Researchers from Washington University School of Medicine in St Louis have suggested that weight loss after bariatric surgery, rather than the surgery itself, drives metabolic improvements such as the remission of diabetes. Their findings were published in the paper, ‘Effect of diet versus gastric bypass on metabolic function in diabetes’, in The New England Journal of Medicine.
The researchers studied 11 patients with severe obesity with diabetes who had gastric bypass surgery and then lost 18% of their body weight. The investigators then compared those patients with 11 patients with severe obesity with diabetes but had lost the same percentage of body weight through diet alone.
After reaching their weight-loss goals, members of both groups experienced similar improvements in metabolism such as lower blood sugar levels throughout the day, better insulin action in the liver, muscle and fat tissue, and reductions in the need for insulin and other diabetes medications. Since the group that lost weight through diet alone did just as well as the surgery group, the researchers concluded the improvements were due to weight loss alone, rather than to any physiological changes that resulted from the surgery itself.
"It has been presumed that gastric bypass surgery has therapeutic, metabolic effects that result in better glucose control and even remission of diabetes beyond the effects expected from weight loss alone," said principal investigator, Dr Samuel Klein, director of Washington University's Center for Human Nutrition. "But we found gastric bypass surgery improves metabolic function by causing weight loss. There were no differences in the reduction of diabetes medications or in the rate of diabetes remission between surgery patients and those who lost equivalent amounts of weight through diet alone."
The average age of patients in the diet group was about 55, while the average in the surgery group was 49. Those in the surgery group lost an average of 51 pounds, while those in the diet group lost an average of 48 pounds. All study patients maintained that weight loss for several weeks before follow-up studies were performed.
Over a 24-hour period, the researchers measures study subjects' metabolic responses to meals. They measured insulin sensitivity in the liver, in fat tissue and in muscle tissue, as well as analysing the response of insulin-secreting beta cells in the pancreas and blood fatty acid concentrations, all of which contribute to the development of type 2 diabetes.
"It has been suggested that weight loss induced by gastric bypass surgery is different from weight loss induced by a low-calorie diet, based on the fact that certain factors - such as increased bile acid concentrations, decreased branched-chain amino acid concentrations and alterations in the gut microbiome - are different in surgery patients and may be responsible for the unique therapeutic effects of gastric bypass surgery," Klein said. "We found all of those factors were, in fact, different after weight loss in surgery patients than in patients who lost weight through diet alone. Yet those changes were not associated with any physiologically or clinically important metabolic benefits."
According to Klein, also the William H Danforth Professor of Medicine and Nutritional Science and chief of the Division of Geriatrics and Nutritional Science, the loss of weight is the reason for improvements in metabolic function and reversal of diabetes.

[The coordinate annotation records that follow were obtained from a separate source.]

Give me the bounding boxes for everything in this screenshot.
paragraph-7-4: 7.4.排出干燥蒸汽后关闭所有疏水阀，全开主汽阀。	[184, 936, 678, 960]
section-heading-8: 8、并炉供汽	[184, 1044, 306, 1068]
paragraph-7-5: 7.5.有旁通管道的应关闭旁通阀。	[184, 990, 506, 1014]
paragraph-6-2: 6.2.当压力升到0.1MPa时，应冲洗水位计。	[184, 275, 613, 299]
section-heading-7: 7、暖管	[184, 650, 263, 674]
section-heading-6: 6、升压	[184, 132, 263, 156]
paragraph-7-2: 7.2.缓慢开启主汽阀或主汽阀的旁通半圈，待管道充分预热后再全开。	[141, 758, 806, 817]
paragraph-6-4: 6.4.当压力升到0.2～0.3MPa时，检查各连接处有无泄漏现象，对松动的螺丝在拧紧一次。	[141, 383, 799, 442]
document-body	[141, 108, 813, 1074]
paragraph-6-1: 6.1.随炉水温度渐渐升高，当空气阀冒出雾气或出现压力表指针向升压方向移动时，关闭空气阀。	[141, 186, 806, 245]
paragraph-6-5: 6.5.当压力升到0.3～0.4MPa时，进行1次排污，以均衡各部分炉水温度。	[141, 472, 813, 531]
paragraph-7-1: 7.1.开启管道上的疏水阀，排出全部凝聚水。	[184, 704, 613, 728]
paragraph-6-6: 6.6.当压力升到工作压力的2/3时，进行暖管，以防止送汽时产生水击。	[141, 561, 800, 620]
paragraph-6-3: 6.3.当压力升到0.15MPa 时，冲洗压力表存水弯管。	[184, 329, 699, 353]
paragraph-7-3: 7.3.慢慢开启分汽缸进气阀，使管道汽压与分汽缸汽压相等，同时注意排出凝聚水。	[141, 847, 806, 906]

Weight loss through dieting produces the same beneficial metabolic effects as weight loss following surgery.
In an accompanying editorial, ‘Bariatric Surgery and Restoration of Insulin Sensitivity - It’s Weight Loss’, in the journal about the paper, researchers from Tufts University, Harvard University, Massachusetts General Hospital and the University of Maine write that the study "delivers a straightforward and important message for both clinicians and patients - reducing adipose tissue volume, by whatever means, will improve blood glucose control in persons with type 2 diabetes."
"However, losing 18% of body weight with diet therapy alone is extraordinarily difficult and unrealistic for most people with obesity," explained Klein. "In contrast, gastric bypass surgery leads to marked and sustained long-term weight loss, which makes it a potent therapy for people with diabetes."
Klein's study was focused on the effects of gastric bypass surgery on metabolic function and did not look at other medical complications associated with obesity.
"Our study does not exclude the possibility that gastric bypass surgery has unique weight loss-independent effects on important clinical outcomes such as arthritis, lung function or cancer risk, which were not assessed. But when it comes to metabolic health, gastric bypass surgery is effective because it causes weight loss," he concluded.
This study was partly funded by the National Institutes of Health.